Molina speelde acht wedstrijden in het eerste elftal van Boca Juniors. Die club verhuurde hem anderhalf jaar aan zowel Defensa y Justicia als Rosario Central. Hij speelde 66 wedstrijden in Argentinië voordat hij de interesse genoot vanuit Europa.
Op 15 september 2020 trok Molina transfervrij naar Udinese, waar hij een vijfjarig contract tekende. Daar was hij meteen basisspeler en speelde hij het merendeel van de wedstrijden. In zijn tweede seizoen in Italië scoorde hij als rechtsback liefst acht doelpunten. Udinese speelde met vijf verdedigers, waardoor Molina als opkomende rechtsback vaak voor de goal verscheen. In twee jaar kwam hij tot 68 wedstrijden en tien goals.

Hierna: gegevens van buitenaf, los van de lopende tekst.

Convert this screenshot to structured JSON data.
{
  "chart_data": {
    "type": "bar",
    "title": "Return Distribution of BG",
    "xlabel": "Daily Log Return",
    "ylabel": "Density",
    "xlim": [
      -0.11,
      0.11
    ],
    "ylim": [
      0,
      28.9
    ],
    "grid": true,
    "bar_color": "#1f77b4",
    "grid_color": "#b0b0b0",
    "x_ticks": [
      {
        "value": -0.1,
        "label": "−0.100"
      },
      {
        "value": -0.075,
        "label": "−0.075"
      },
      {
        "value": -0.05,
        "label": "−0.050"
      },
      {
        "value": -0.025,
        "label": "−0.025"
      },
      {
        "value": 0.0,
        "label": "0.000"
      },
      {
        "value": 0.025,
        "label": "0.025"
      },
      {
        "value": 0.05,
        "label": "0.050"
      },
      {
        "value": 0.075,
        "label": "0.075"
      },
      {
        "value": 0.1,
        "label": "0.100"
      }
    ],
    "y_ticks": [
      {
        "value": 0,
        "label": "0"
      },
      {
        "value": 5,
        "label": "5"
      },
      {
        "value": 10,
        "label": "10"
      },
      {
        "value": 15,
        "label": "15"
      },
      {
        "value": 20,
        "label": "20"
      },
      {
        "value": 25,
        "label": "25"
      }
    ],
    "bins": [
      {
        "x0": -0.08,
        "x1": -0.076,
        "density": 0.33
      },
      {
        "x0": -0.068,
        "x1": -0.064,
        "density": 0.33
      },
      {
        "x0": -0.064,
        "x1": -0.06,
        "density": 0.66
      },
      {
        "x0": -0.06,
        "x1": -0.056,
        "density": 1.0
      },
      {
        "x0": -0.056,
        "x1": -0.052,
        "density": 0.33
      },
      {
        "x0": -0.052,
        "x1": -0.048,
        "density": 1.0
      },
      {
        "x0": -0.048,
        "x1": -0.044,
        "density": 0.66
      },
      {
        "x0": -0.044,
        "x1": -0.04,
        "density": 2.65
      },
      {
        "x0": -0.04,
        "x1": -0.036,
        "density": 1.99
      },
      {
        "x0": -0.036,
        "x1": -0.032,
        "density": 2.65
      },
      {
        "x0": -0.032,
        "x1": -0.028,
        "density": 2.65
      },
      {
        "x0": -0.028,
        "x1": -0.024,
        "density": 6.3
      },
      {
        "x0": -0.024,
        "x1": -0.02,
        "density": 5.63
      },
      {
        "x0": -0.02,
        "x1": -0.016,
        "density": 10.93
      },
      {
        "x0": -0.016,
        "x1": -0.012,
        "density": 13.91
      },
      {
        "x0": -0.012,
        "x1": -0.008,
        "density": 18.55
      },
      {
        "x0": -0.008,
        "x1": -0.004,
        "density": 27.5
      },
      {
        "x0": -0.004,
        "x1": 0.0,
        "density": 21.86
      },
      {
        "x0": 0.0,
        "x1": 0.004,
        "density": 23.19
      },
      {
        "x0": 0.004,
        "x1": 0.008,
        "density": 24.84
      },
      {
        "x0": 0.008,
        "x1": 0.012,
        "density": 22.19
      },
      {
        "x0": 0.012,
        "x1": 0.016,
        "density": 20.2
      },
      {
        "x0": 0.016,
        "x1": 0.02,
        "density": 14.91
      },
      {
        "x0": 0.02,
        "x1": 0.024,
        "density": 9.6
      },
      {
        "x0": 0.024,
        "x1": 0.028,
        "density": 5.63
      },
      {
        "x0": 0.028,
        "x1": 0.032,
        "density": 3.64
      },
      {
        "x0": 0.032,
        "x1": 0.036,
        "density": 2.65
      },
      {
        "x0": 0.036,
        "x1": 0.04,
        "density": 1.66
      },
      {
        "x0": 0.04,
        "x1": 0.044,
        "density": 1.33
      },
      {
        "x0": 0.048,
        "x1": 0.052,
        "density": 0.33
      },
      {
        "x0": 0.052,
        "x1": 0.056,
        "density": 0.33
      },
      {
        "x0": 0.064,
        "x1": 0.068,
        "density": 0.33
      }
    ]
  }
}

Op 28 juli werd bekend dat Atlético Madrid, gecoacht door landgenoot Diego Simeone, tien miljoen euro overhad voor Molina, waar door bonussen nog maximaal vijf miljoen bij kon komen. Op 15 augustus maakte hij zijn debuut en speelde hij negentig minuten tegen Getafe in een 3-0 overwinning. In zijn tweede wedstrijd, tegen Villarreal pakte hij in de blessuretijd een directe rode kaart, waardoor hij twee wedstrijden moest toekijken.